Sua avaliação deve incluir:

  1. Documento de arquitetura (1-2 páginas): diagrama de componentes, decisões-chave e justificativas
  2. Diagrama de fluxo para o caso de uso principal: reservar consulta → pagar → realizar consulta
  3. Lista de trade-offs: o que você sacrificou e por quê
  4. Plano de migração: como você chegaria do MVP até a arquitetura completa

Rubrica

CritérioPeso
Coerência entre as decisões25%
Justificativa dos trade-offs25%
Consideração dos requisitos não funcionais20%
Completude (todas as partes cobertas)15%
Clareza de comunicação15%

Reflexão final

Ao concluir esta avaliação, você terá praticado o processo completo de projeto arquitetônico — dos requisitos até a operação.

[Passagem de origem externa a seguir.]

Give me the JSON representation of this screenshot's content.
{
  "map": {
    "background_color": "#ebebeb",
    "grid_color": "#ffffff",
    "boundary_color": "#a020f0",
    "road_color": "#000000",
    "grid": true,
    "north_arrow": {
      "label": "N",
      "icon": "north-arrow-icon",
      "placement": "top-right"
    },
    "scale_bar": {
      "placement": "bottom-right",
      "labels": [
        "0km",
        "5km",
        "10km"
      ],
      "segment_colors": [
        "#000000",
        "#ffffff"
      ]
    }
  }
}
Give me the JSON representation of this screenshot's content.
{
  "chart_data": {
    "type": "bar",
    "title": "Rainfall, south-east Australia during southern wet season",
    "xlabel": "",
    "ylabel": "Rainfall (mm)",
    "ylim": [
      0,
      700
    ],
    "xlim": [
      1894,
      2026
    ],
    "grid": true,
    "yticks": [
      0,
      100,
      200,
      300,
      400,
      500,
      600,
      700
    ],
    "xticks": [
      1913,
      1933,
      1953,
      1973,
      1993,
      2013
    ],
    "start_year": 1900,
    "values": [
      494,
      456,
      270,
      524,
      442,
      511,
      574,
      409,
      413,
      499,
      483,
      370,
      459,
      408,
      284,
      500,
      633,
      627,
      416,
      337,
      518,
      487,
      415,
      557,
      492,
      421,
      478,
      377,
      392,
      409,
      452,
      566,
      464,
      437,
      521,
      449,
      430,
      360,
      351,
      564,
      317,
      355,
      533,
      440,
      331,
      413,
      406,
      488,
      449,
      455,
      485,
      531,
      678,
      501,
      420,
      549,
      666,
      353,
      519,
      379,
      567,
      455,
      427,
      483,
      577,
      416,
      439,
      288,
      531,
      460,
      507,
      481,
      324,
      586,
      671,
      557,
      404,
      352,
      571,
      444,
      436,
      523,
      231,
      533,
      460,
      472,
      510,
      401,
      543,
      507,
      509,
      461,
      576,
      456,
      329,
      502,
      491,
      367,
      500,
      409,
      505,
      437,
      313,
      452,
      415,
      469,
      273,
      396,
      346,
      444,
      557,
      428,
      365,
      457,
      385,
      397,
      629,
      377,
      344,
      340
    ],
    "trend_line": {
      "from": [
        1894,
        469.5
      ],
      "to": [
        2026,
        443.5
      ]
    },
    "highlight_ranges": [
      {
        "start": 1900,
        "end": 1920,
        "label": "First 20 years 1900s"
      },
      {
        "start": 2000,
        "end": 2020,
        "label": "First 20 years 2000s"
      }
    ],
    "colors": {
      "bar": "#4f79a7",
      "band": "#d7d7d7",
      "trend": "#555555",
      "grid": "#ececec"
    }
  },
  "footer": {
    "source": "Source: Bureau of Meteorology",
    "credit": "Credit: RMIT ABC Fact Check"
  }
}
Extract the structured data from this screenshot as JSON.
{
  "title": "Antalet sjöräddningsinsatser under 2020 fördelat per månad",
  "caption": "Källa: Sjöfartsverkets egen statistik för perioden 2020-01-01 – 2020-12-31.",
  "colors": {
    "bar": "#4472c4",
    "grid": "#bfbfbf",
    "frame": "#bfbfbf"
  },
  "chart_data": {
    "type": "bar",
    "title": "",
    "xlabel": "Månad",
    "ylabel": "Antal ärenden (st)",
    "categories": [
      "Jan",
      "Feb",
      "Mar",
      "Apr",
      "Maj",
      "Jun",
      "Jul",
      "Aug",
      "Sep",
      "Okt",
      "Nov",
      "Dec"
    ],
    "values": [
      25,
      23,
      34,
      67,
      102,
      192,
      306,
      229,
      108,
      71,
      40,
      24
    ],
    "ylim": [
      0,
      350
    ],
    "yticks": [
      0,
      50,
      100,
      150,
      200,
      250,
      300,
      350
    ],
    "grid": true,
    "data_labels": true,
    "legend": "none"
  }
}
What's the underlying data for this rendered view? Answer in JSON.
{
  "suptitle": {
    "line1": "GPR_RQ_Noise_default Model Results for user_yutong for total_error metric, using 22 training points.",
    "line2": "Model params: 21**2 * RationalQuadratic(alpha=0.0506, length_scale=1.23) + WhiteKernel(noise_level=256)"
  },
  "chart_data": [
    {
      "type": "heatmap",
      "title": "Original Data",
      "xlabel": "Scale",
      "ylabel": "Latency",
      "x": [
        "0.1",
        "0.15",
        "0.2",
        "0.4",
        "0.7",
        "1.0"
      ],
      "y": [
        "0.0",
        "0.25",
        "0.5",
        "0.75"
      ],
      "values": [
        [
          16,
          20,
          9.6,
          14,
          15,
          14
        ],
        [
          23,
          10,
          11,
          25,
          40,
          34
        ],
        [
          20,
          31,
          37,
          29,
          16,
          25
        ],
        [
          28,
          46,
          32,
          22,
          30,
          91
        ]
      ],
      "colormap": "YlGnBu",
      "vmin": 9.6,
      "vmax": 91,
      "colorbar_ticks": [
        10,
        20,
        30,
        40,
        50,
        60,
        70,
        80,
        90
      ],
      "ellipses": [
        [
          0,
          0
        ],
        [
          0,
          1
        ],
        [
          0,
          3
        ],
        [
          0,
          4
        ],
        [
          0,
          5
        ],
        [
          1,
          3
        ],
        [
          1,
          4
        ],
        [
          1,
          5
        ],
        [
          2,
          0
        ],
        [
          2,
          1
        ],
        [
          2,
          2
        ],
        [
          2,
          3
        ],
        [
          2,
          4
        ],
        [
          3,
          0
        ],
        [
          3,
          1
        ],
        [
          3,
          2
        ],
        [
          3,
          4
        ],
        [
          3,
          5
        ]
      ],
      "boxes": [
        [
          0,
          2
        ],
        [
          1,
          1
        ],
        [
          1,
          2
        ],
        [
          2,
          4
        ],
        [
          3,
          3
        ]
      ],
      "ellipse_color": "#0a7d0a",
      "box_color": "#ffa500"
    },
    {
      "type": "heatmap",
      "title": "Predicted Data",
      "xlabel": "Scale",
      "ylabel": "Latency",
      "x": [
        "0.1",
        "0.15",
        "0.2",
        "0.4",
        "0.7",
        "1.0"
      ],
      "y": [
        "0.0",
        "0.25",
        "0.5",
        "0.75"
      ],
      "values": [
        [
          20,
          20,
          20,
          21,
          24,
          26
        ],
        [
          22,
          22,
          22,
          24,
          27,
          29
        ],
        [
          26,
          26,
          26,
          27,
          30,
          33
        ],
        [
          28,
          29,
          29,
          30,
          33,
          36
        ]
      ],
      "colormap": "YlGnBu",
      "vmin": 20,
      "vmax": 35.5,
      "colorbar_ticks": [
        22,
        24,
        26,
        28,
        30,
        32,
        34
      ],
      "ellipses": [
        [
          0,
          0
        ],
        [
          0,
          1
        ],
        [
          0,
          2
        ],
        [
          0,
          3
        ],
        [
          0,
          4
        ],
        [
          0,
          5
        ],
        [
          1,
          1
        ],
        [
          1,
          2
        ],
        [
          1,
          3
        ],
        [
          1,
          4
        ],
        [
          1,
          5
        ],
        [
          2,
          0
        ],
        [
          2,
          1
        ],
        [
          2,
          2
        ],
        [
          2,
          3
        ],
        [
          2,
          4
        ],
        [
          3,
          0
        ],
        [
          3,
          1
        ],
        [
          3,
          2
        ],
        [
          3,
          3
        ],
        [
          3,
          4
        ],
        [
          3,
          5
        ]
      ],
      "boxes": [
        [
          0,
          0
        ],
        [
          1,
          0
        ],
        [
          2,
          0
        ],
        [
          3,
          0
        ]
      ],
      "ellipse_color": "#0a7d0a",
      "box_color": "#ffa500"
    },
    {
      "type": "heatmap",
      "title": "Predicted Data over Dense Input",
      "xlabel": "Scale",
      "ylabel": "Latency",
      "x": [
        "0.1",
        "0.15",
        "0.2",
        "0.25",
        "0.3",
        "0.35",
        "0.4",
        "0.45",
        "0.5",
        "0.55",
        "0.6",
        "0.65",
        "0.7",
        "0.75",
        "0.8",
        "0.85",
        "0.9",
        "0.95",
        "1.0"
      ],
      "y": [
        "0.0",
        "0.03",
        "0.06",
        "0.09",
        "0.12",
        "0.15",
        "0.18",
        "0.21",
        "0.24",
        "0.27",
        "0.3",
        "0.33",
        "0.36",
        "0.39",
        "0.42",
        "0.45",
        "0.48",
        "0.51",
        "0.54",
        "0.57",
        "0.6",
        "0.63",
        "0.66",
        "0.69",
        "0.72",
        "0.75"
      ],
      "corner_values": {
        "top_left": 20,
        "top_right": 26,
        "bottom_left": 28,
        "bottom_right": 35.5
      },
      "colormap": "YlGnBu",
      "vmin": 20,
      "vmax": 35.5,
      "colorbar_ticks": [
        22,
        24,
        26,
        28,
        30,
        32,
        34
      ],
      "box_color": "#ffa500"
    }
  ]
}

Esse é o mesmo processo que você seguiria em um projeto real.

Lembre-se: a arquitetura não é um documento estático. É um conjunto de decisões que evoluem junto com o sistema, a equipe e o negócio. O importante não é acertar tudo desde o começo, mas ter um processo sólido para tomar decisões e se adaptar quando as coisas mudam.